Last update Thursday 07 February 2019

CNRS researcher, PC2A Lille

Coralie Schoemaecker received her PhD thesis, focused on the development of laser-based techniques for the quantification of reactive species and soot in flames, in 2002 at the University of Lille.  After a post-doctoral position in the Netherlands on laser diagnostics applied to turbulent flows, she works since 2005 as a CNRS researcher at the University of Lille. Her research interests are the understanding of chemical processes involving reactive species like HOx radicals, in the context of atmospheric chemistry and indoor air chemistry. She is involved in the development and use of laser based instruments dedicated to the quantification of reactive species in atmospheric conditions. She participates and organises field campaigns indoors and outdoors, involving instruments with high temporal resolution, in order to study more specifically the oxidation processes taking place in these environments and their impact on air quality. She is involved in the COST network INDAIRPOLLNET (Indoor Air Pollution Network) as leader of a working group dedicated to the identification of key species to be measured indoors during future measurements campaigns.

Talk on Thursday 6th June

> Indoor and atmospheric environments: interaction, similarities and differences

In developed countries, we spend 80-90% of our time indoors where we receive most of our exposure to air pollution. Despite this fact, regulation for air pollution focuses on outdoors. In order to better quantify the indoor exposure to pollutants and to reduce it, it is necessary to understand the processes driving the pollutants indoors.

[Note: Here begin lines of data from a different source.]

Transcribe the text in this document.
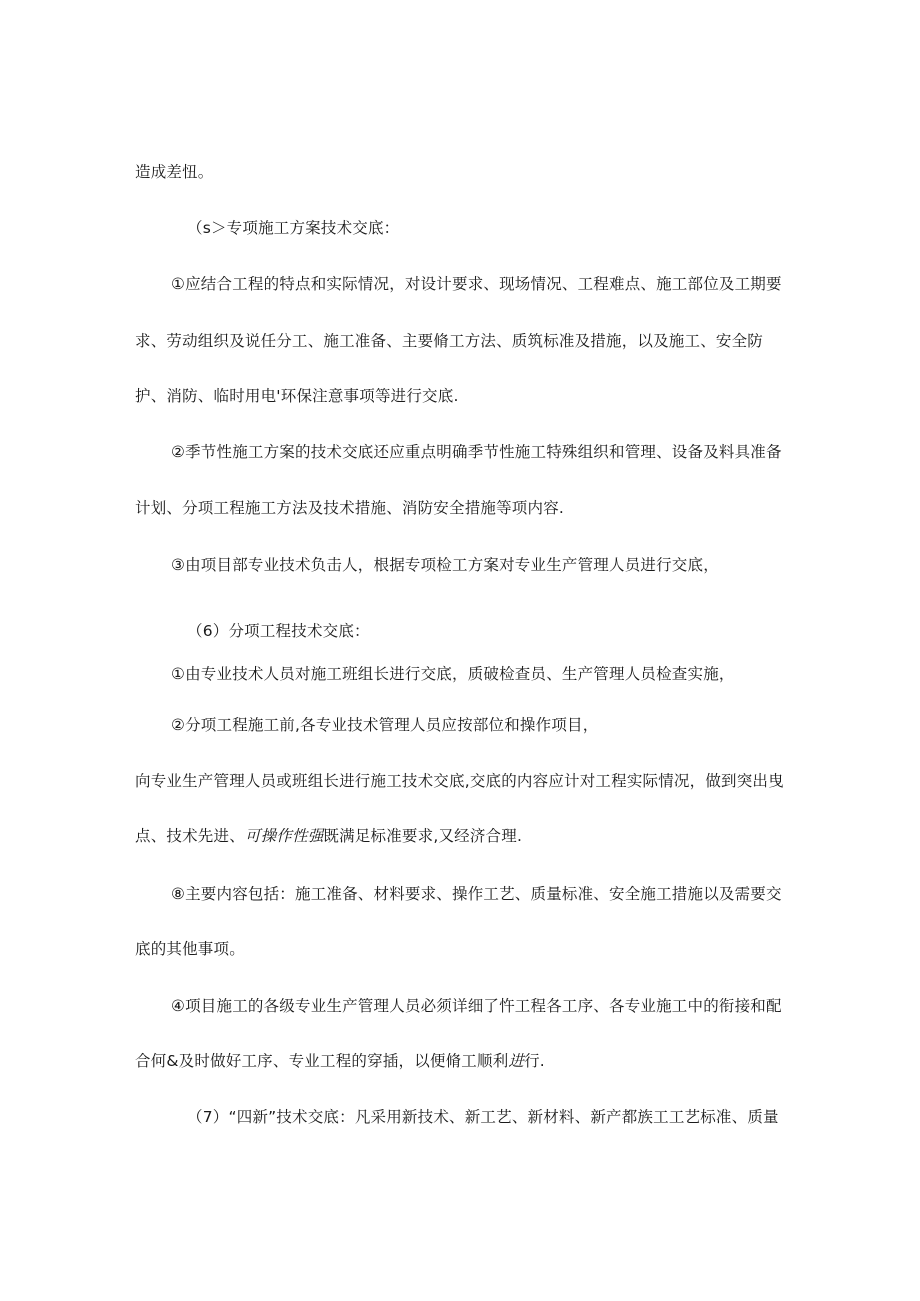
造成差忸。
（s＞专项施工方案技术交底：
①应结合工程的特点和实际情况，对设计要求、现场情况、工程难点、施工部位及工期要
求、劳动组织及说任分工、施工准备、主要脩工方法、质筑标准及措施，以及施工、安全防
护、消防、临时用电'环保注意事项等进行交底.
②季节性施工方案的技术交底还应重点明确季节性施工特殊组织和管理、设备及料具准备
计划、分项工程施工方法及技术措施、消防安全措施等项内容.
③由项目部专业技术负击人，根据专项检工方案对专业生产管理人员进行交底，
（6）分项工程技术交底：
①由专业技术人员对施工班组长进行交底，质破检查员、生产管理人员检查实施，
②分项工程施工前,各专业技术管理人员应按部位和操作项目，
向专业生产管理人员或班组长进行施工技术交底,交底的内容应计对工程实际情况，做到突出曳
点、技术先进、可操作性强既满足标准要求,又经济合理.
⑧主要内容包括：施工准备、材料要求、操作工艺、质量标准、安全施工措施以及需要交
底的其他事项。
④项目施工的各级专业生产管理人员必须详细了忤工程各工序、各专业施工中的衔接和配
合何&及时做好工序、专业工程的穿插，以便脩工顺利进行.
（7）“四新”技术交底：凡采用新技术、新工艺、新材料、新产都族工工艺标准、质量
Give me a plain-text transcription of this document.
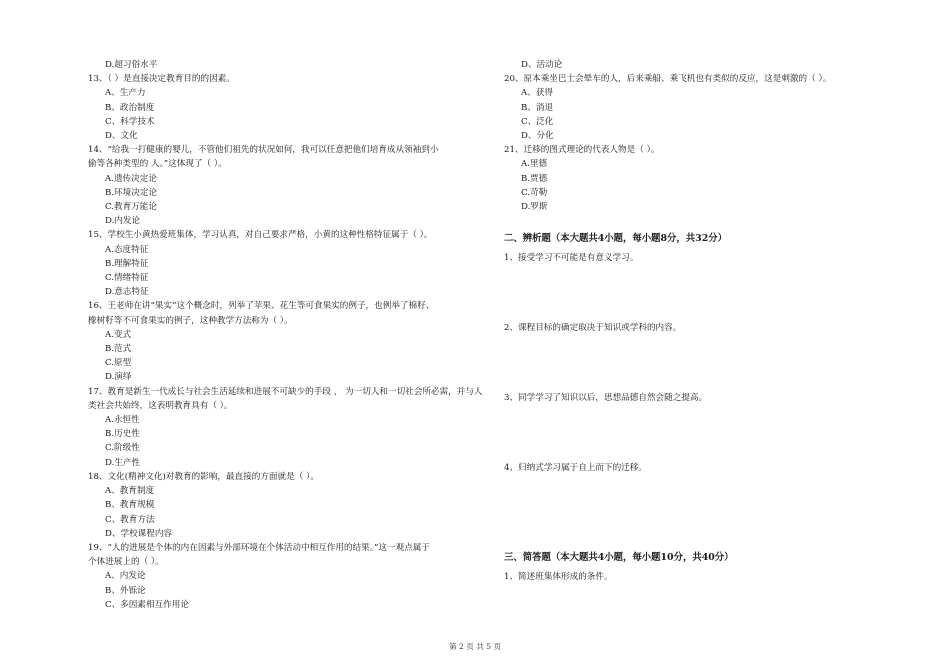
D.超习俗水平
13、（ ）是直接决定教育目的的因素。
A、生产力
B、政治制度
C、科学技术
D、文化
14、“给我一打健康的婴儿，不管他们祖先的状况如何，我可以任意把他们培育成从领袖到小
偷等各种类型的 人。”这体现了（ ）。
A.遗传决定论
B.环境决定论
C.教育万能论
D.内发论
15、学校生小黄热爱班集体，学习认真，对自己要求严格，小黄的这种性格特征属于（ ）。
A.态度特征
B.理解特征
C.情绪特征
D.意志特征
16、王老师在讲“果实”这个概念时，列举了苹果、花生等可食果实的例子，也例举了棉籽、
橡树籽等不可食果实的例子，这种教学方法称为（ ）。
A.变式
B.范式
C.原型
D.演绎
17、教育是新生一代成长与社会生活延续和进展不可缺少的手段 ， 为一切人和一切社会所必需，并与人类社会共始终，这表明教育具有（ ）。
A.永恒性
B.历史性
C.阶级性
D.生产性
18、文化(精神文化)对教育的影响，最直接的方面就是（ ）。
A、教育制度
B、教育规模
C、教育方法
D、学校课程内容
19、“人的进展是个体的内在因素与外部环境在个体活动中相互作用的结果。”这一观点属于
个体进展上的（ ）。
A、内发论
B、外铄论
C、多因素相互作用论
D、活动论
20、原本乘坐巴士会晕车的人，后来乘船、乘飞机也有类似的反应，这是刺激的（ ）。
A、获得
B、消退
C、泛化
D、分化
21、迁移的图式理论的代表人物是（ ）。
A.里德
B.贾德
C.苛勒
D.罗斯
二、辨析题（本大题共4小题，每小题8分，共32分）
1、接受学习不可能是有意义学习。
2、课程目标的确定取决于知识或学科的内容。
3、同学学习了知识以后，思想品德自然会随之提高。
4、归纳式学习属于自上而下的迁移。
三、简答题（本大题共4小题，每小题10分，共40分）
1、简述班集体形成的条件。
第 2 页 共 5 页
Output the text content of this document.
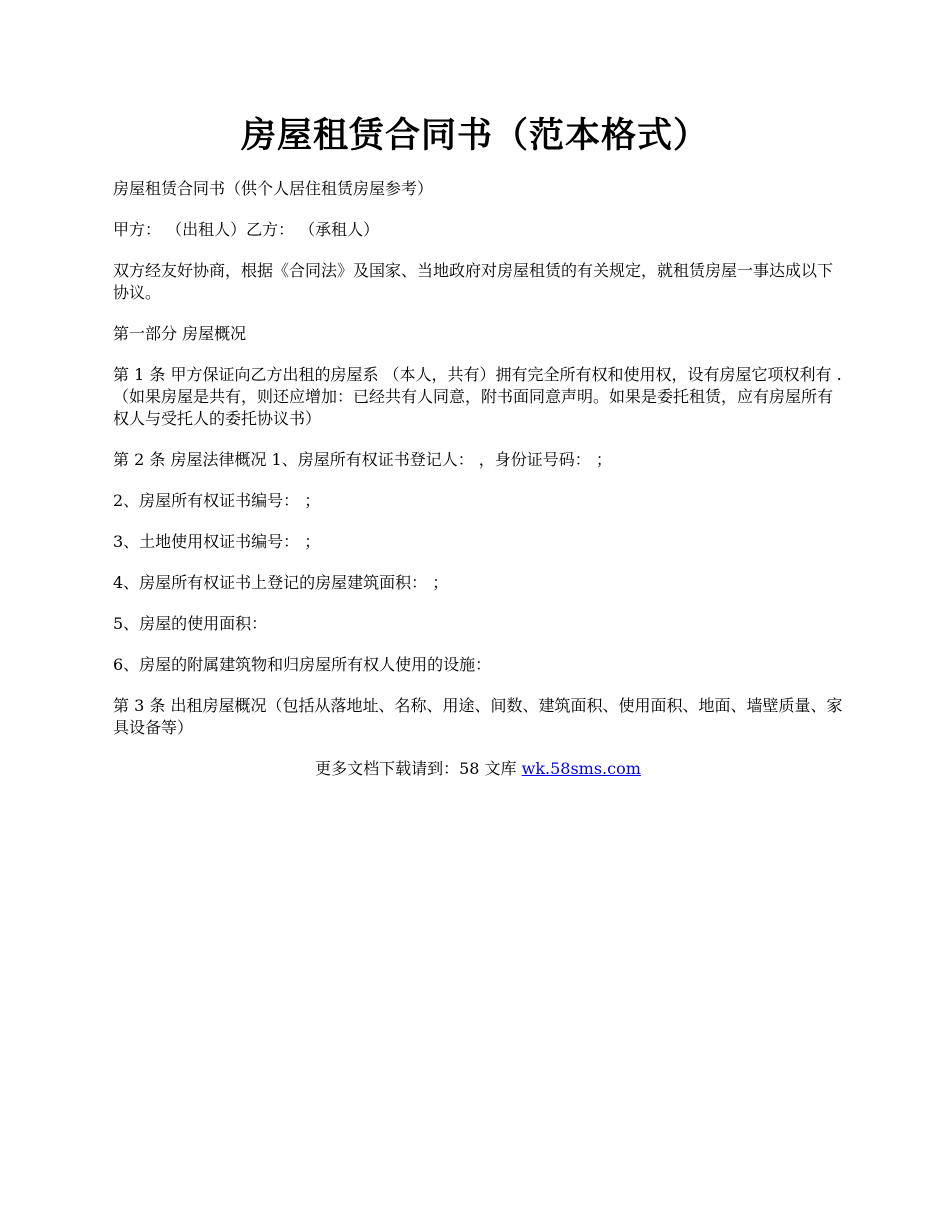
房屋租赁合同书（范本格式）

房屋租赁合同书（供个人居住租赁房屋参考）

甲方： （出租人）乙方： （承租人）

双方经友好协商，根据《合同法》及国家、当地政府对房屋租赁的有关规定，就租赁房屋一事达成以下协议。

第一部分 房屋概况

第 1 条 甲方保证向乙方出租的房屋系 （本人，共有）拥有完全所有权和使用权，设有房屋它项权利有 .（如果房屋是共有，则还应增加：已经共有人同意，附书面同意声明。如果是委托租赁，应有房屋所有权人与受托人的委托协议书）

第 2 条 房屋法律概况 1、房屋所有权证书登记人： ，身份证号码： ；

2、房屋所有权证书编号： ；

3、土地使用权证书编号： ；

4、房屋所有权证书上登记的房屋建筑面积： ；

5、房屋的使用面积：

6、房屋的附属建筑物和归房屋所有权人使用的设施：

第 3 条 出租房屋概况（包括从落地址、名称、用途、间数、建筑面积、使用面积、地面、墙壁质量、家具设备等）

更多文档下载请到：58 文库 wk.58sms.com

It can be done through an approach similar to the study of atmosphere (emission quantification, chemical processes understanding, coupling of measurements in laboratory, real environments and modelling) but the importance of the different processes may differ from the atmosphere due to indoor environments specificities : presence of windows and artificial lights modifying the light characteristics compared to outdoors, specific indoor materials and related emissions combined with high surface/volume ratio, high influence of human emissions (direct or linked to their activities) due to closed environment conditions, variable outdoor air input, related to outdoor air composition and ventilation system, etc. The presentation will describe the main sources of pollutants indoors, the main differences between chemical processes taken place indoors and outdoors and the experimental and modelling approaches used to characterize indoor environments.